The eggs are laid in late December or January, when there is a special harsh weather in their favorite habitats. Lammergeiers usually lay two eggs, the second egg following about a week after the first. The incubation period is 52 to 58 days. The second hatching young bird is usually not in a position to assert itself against the older bird in the fight for the feed, and dies by neglect within a few days.

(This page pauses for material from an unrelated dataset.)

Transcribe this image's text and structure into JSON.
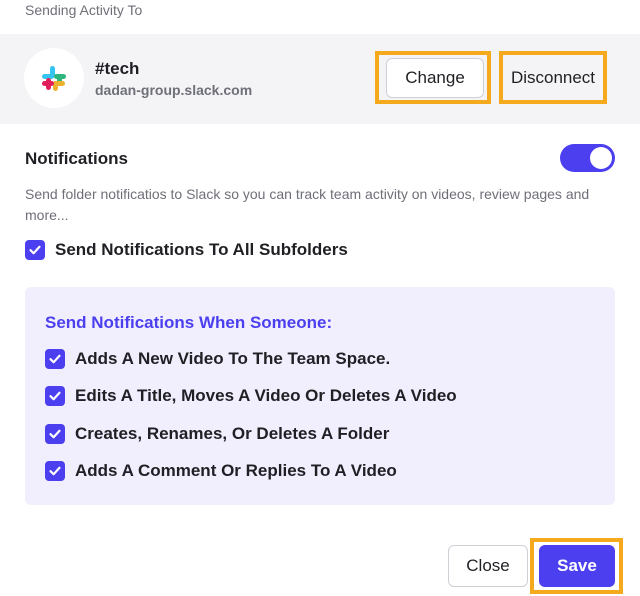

In rare exceptional cases, the older juvenile even kills its weaker sibling. The nesting time is 110 to 120 days. Lammergeiers reach sexual maturity at 5–7 years.

Threats

Lammergeiers were once classified as "least concern" in the IUCN Red List, due to the extremely large range the bird has in Eurasia and Africa; this has since been upgraded to "near threatened". Although increasing in numbers in Spain, the population of the birds in the remaining parts of the range has seen significant drops, with the blame falling on the use of an anti-inflammatory drug used on livestock, diclofenac. The drug is responsible for a significant drop in the numbers of several vulture species throughout central and southern Asia,[7] and although primarily a bone eater, lammergeiers will also consume carrion flesh when available; the absence of Gyps vultures at a carcass means a lammergeier has unrestricted access to the remains rather than wait for the others as they normally would. Additionally, persecution in areas where sheep and goat herders drive their flocks have caused a regional extinction of lammergeiers within the southern Balkans of Europe, Syria, and Jordan;[8] they have been recently reintroduced to the Alps of Switzerland, Austria, and Italy.